Superb find there Ozzy big thanks and well done.
T4


----------



## Soumyananda

I have a doubt why u have suggested to grow let the plant grow in ice ?


----------



## lbezphil2005

Ozzy!!  Hey bro, nice to see ya here!  Love this freaking chart, too - first one I've seen with both deficiency and overabundance - that freaking rocks my friend!!  See ya around, bro!


----------



## ozzydiodude

:welcome: to MP Ibez


----------



## NCGuerrillaking

DEF. my wallpaper.


----------



## FUM

thanks Ozzy. This is going on my favorites list.


----------



## victorq

Wow this is super helpful! Thank you for posting this.


----------



## lindseyj

This above chart is very helpful. With this, one can easily point out which kind of problem you are going through or what kind of deficiency you are noticing in your plant.


----------



## flyer

Can anybody tell me what is going on with my girls... 3 week flowering, 4X4X5 growbox, DWC, foxfarm nuts. Following their schedule. By the chart above I think it may be a K deficiency but I'm not positive. The leaves eventually get darker from the center out and kind of disintegrate as they get darker spots on them.
I would really appreciate any info on this...
Flyer. 

View attachment sick01.jpg


View attachment sick02.jpg


View attachment sick03.jpg


View attachment sick04.jpg


----------



## trillions of atoms

Overnuting and ph? 

How do the roots look? What are you feeding with?  Lacking micronutrients?? Enough air?  Bucket temps??

Looks like a combo of things....


----------



## flyer

Roots look fine (pic attached) I'm using Foxfarms hydroponic nuts and their schedule. Plenty of air. Bucket temp around 65. 
Thanks. 

View attachment sick05.jpg


----------



## Hushpuppy

That looks like it could be either a pH issue or a toxicity issue. I know fox farms is bad about building up salt if the system isn't cleaned fairly regular. What is your pH and how often do you change your water in the bucket?


----------



## flyer

I keep the PH around 5.7 - 5.9 , I change the water every week on sundays. I flush the system every two weeks (to remove the salt build up). This is all per fox farm's schedule.

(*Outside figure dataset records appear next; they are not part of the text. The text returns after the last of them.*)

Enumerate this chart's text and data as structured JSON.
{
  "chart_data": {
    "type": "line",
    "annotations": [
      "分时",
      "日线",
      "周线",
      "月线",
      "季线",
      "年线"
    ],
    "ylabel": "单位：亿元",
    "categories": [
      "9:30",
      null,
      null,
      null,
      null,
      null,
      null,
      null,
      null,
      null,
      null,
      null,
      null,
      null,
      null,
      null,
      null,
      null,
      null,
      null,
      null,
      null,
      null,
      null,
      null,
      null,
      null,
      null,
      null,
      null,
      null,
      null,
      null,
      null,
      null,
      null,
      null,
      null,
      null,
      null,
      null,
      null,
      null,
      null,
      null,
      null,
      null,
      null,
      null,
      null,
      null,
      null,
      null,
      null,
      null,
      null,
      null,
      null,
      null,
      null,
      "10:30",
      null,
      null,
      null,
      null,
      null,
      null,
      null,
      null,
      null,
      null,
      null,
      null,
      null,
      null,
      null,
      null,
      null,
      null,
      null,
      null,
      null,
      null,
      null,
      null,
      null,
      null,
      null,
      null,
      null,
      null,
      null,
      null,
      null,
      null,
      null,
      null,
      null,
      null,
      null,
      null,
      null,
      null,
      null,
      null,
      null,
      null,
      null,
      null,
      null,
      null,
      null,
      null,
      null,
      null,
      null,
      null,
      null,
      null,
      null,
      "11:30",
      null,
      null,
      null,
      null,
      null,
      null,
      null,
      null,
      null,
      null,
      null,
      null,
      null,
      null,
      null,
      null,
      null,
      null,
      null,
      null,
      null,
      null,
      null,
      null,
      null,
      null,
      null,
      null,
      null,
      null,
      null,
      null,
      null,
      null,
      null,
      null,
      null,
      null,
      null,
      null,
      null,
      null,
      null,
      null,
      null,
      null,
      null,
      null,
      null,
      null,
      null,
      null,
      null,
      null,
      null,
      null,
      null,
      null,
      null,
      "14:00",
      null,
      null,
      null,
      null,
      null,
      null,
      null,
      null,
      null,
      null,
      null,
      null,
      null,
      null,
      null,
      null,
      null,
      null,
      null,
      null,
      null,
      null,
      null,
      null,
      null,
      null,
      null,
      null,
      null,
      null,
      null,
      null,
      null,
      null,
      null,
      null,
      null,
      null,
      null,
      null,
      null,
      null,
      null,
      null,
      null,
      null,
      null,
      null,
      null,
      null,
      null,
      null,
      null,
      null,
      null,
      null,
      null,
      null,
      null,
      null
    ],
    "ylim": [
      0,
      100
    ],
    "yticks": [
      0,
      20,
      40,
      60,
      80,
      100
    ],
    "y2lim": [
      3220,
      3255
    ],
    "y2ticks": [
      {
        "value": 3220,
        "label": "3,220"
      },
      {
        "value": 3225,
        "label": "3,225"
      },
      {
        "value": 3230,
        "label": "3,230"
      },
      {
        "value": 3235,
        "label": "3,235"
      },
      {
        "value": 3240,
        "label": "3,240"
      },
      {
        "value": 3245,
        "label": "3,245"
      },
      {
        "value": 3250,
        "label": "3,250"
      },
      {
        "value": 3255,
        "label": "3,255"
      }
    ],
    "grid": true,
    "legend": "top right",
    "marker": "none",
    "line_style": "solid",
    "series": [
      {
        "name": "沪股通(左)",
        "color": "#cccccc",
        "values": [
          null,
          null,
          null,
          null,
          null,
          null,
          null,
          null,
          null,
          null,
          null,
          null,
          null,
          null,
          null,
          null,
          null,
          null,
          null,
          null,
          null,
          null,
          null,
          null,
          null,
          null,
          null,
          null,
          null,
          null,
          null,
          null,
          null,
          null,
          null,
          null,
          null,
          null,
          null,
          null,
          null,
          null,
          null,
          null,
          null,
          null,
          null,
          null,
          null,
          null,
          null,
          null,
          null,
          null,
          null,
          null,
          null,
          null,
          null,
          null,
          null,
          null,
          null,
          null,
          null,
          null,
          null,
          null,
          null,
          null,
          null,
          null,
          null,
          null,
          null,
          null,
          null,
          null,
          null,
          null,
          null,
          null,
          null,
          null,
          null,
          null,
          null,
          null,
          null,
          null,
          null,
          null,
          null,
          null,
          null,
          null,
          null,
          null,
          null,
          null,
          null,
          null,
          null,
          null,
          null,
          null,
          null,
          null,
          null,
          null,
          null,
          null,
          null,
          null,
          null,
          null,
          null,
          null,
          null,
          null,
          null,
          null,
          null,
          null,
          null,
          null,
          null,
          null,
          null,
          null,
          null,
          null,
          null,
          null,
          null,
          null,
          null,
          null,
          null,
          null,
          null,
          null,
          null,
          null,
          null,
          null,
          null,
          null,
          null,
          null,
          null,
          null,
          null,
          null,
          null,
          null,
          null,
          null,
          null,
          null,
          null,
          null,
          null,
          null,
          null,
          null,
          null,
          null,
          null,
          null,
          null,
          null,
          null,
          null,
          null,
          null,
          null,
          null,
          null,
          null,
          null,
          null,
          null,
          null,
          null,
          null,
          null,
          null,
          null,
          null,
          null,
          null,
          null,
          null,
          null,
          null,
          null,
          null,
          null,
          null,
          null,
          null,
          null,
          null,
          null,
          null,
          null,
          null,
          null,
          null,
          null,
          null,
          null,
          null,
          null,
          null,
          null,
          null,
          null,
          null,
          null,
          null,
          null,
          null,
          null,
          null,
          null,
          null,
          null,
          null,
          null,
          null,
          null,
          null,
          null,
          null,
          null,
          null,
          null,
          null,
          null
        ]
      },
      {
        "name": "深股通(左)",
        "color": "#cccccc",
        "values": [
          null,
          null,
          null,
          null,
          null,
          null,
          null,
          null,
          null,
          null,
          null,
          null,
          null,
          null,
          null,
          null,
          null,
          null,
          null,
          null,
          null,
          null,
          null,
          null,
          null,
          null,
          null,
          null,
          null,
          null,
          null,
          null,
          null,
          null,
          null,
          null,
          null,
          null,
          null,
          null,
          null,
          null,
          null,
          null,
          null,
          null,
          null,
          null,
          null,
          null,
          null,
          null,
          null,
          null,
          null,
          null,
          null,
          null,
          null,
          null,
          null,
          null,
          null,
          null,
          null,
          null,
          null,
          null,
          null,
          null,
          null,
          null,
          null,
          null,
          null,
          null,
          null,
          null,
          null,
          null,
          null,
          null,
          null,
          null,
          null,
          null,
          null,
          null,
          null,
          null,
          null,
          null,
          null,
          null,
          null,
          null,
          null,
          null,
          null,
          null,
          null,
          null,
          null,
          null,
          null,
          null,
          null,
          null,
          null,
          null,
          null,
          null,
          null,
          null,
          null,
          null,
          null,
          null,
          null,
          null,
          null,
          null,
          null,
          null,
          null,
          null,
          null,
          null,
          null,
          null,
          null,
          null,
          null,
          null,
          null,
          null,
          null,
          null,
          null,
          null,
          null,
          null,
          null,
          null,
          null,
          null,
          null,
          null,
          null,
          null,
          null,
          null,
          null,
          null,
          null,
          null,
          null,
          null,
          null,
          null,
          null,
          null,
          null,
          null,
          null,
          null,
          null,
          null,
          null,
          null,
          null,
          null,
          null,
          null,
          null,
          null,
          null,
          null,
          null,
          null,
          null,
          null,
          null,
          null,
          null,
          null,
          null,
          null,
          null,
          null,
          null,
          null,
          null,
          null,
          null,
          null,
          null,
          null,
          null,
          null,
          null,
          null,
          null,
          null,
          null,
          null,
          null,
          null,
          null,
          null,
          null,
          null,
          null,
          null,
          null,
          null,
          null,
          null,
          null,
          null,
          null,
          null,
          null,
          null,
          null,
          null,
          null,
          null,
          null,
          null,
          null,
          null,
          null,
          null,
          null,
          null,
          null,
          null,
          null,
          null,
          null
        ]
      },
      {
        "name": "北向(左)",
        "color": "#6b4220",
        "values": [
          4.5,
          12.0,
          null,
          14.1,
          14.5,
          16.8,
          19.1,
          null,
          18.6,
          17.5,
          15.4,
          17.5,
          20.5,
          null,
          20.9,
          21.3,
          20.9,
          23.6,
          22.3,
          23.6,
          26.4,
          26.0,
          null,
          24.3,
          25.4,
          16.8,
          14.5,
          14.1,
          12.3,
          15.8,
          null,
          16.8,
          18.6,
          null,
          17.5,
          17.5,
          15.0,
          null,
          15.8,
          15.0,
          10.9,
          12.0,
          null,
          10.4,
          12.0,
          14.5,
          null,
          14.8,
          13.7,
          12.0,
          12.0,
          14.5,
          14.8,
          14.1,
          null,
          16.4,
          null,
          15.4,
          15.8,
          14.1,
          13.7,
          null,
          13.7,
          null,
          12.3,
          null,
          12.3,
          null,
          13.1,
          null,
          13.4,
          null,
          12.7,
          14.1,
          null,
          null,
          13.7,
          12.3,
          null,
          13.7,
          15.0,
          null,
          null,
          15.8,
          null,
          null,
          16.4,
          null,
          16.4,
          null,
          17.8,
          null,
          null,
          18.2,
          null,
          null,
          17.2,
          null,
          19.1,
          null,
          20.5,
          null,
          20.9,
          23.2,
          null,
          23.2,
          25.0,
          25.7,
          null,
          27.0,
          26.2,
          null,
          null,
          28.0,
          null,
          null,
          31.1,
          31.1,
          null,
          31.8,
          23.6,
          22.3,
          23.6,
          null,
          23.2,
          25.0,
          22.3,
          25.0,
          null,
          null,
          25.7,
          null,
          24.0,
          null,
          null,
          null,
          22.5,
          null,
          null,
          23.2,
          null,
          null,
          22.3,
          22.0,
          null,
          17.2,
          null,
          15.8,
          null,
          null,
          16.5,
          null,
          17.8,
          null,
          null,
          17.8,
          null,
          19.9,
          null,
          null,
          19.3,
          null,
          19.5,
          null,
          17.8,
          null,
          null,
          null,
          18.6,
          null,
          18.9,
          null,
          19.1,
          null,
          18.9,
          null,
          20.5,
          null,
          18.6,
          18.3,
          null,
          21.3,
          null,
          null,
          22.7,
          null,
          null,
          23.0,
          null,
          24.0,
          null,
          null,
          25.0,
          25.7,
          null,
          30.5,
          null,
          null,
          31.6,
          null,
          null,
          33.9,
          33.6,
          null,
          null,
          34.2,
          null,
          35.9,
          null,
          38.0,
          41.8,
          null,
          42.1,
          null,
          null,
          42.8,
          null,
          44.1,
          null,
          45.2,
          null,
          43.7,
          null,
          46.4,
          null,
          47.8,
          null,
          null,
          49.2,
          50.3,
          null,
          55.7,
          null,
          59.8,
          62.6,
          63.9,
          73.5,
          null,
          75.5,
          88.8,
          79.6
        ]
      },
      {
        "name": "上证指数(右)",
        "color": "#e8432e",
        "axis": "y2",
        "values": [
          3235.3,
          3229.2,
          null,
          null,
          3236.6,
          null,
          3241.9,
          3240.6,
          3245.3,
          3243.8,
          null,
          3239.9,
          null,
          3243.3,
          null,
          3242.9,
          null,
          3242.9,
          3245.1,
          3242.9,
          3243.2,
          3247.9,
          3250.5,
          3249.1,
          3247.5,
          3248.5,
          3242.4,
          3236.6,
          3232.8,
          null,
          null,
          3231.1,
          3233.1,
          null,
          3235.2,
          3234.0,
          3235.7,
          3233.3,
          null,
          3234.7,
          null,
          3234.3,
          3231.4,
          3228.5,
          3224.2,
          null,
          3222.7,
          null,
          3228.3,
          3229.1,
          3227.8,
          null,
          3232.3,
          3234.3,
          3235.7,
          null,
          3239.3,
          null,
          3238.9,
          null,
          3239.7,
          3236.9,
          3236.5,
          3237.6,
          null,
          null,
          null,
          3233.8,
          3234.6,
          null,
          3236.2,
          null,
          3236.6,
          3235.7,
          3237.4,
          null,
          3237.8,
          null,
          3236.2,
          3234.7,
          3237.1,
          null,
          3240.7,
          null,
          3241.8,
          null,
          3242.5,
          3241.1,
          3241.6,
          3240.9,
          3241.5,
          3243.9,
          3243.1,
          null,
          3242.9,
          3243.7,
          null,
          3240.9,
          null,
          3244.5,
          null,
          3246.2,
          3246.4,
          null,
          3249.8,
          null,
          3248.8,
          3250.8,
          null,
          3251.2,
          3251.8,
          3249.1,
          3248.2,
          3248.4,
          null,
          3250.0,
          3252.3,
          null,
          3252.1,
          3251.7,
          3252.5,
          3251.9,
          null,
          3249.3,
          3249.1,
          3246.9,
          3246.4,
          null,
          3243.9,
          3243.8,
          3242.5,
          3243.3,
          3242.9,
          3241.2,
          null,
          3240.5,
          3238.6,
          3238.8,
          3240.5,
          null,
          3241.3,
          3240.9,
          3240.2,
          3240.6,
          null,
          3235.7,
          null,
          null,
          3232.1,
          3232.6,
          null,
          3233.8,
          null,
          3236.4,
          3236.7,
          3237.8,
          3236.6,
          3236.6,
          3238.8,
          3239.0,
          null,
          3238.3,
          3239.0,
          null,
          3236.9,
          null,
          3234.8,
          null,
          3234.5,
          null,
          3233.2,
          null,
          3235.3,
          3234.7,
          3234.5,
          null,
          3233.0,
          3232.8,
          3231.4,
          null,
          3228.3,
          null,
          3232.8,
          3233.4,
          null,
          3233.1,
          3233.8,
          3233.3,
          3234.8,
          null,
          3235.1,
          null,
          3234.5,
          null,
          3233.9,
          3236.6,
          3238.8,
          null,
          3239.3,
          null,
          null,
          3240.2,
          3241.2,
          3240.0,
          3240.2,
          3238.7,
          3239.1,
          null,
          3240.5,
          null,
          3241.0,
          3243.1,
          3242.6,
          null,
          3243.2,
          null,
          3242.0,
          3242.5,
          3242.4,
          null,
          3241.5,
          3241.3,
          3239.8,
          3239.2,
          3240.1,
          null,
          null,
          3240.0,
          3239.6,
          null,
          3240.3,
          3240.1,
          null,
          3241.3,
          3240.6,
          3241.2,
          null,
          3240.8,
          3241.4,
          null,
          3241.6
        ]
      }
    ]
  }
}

Maybe I should consider changing the nuts... do you have an opinion on General Hydroponics?

Thanks,
Flyer.


----------



## Hushpuppy

After looking some, I think that could also be a calcium deficiency but not sure as I don't know what ff has. I know that it is pretty important for plants in hydro to get some supplemental cal/mag, especially during the flowering stage.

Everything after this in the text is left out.